Design Considerations for Exchange Mailbox Archiving
I am getting ready to deploy Exchange Mailbox archiving and would appreciate it if you all could let me know if you see any problems in, or have any suggestions about, the following design for user interaction with EV;
BACKGROUND
I work for a small governement organization with < 150 mailboxes, About 6 months ago I finished a pretty massive project that involved restoring 10 years of GroupWise backups, exporting the content to PSTs, and then importing those into an EV shared archive for legal disovery purposes. At the same time we switched over to Exchange and began journal archiving with EV, which has been working very well ever since. I originally designed the EV system to accomodate mailbox archiving and it is now to move forward. Since we are so small, we are using a standalone EV server with a separate, deidicated SQL server. Both servers are physical. I have followed the Best Practices when designing the system and I'm pretty sure that the resources are underlying design are adequate for our needs from a performace and capacity perspective. The environment, including backups, is currently 100% stable. The only real unknown is seeing how performance holds up as users begin to hit their archives, especially if we also have DA case in progress.
Our desktops are 100% VDI, with a few laptops that are used to connect to virtual desktops through a VPN. Users also use OWA to connect to their email remotely through a reverse proxy. All user's use Outlook 2010 in on-line mode only, so we will not be using virtual vault at all. We have some people who have been here for a long time and who have very large mailboxes. This has been exacerbated by the fact that the State of Arizona has essentially no electronic records retention policy and many people have been told by our AG to keep everything forever. (The AG's office actually suggested that people "print every piece of email and file it" for retention purposes.) Legal retention is no longer an issue with journal archiving, so the primary purpose of mailbox archiving in our envirnoment is to get control over the size of mailboxes and to start expiring messages.
USER ENVIRONMENT
I want to keep everything for our user's as simple as possible. I am currently planing on deploying EV to them as follows:
- Run the add-in in light mode with no Virtual Vault.

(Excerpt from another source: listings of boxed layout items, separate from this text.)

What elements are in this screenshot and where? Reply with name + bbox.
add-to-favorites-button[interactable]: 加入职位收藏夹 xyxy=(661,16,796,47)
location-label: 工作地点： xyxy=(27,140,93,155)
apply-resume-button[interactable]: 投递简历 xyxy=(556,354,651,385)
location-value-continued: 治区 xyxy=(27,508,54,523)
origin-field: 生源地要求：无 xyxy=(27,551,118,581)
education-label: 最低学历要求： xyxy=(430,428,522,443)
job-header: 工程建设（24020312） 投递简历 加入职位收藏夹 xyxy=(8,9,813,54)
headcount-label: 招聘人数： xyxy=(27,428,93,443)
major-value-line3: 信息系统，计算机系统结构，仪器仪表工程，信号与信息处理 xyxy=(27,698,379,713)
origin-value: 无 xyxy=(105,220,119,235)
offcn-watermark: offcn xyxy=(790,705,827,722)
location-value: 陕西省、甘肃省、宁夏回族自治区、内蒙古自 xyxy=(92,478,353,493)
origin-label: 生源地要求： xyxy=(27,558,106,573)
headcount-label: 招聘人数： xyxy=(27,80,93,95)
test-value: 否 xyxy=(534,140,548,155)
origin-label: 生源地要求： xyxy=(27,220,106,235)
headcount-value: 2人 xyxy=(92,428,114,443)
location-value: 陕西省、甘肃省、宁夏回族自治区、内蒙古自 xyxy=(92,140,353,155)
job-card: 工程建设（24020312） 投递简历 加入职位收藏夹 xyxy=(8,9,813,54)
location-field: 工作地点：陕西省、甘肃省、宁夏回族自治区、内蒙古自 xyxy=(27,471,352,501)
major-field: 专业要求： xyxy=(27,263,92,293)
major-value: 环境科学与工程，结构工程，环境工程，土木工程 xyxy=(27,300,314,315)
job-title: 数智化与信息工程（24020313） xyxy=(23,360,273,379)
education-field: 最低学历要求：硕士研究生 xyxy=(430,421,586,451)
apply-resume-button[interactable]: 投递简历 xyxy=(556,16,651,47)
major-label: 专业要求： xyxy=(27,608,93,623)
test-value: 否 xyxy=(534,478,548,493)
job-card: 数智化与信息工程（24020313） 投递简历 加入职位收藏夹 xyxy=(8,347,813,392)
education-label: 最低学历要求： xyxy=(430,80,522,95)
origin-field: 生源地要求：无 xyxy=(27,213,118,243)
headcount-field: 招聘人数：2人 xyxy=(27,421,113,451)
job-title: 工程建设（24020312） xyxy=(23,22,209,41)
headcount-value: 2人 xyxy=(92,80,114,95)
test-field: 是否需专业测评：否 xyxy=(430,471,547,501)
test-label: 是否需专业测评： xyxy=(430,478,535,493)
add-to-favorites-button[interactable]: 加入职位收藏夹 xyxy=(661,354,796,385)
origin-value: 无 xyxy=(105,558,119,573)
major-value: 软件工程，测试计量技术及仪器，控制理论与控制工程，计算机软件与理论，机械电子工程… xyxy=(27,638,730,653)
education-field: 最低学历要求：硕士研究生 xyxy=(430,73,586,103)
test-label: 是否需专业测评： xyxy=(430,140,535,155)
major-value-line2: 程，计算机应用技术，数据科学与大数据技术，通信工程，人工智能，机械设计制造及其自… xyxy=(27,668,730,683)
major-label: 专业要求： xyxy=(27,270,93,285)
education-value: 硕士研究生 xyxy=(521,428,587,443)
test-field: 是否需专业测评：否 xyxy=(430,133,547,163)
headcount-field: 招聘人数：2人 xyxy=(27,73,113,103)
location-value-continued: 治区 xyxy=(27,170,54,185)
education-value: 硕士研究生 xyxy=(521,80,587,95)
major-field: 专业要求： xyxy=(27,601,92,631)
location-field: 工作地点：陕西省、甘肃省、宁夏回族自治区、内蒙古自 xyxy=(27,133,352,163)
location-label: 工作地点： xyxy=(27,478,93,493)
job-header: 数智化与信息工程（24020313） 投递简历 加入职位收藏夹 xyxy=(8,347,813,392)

- Manual Store, Restore, and Delete enabled.
- Archive Explorer and Search Vaults enabled and running inside Outlook 2010.
- Use a single retention policy for all mailboxes (currently 5 years, although I will try to reduce this).
- Enable shortcut deletion after 18 months (remember this is an evironment where people have never had to delete anything).
- Archive based on age only greater than 1 year to start. Switching to age + quota if we can get the MB size under control to the point where we can implement quotas.
- Provide our users with some control over retention by creating folders with EVPM, assigning different retention policies to them, and configuring EV to modify the retention policy when a shortcut is moved. I am planning to run the EVPM job on a schedule and run it against the group used to provision mailboxes.
I realize that the initial archive runs may take quite a while before the system has caught up so I plan to archive nightly to start and perhaps switch to weekly schedule down the road since we have <10000 items going through the journal mailbox every week. I am going to be leaving this position in a few months and want to create a system that is as simple to use, manage, and maintain as I can make it.
I would apreciate any comments.
Thank you.
Sounds like you have most things covered in your ideas/designs there.
Sticking with the 'simpler' search and archive explorer will mean that your users when they use OWA will still be able to access their archived content in the same way that they do when they're using Outlook.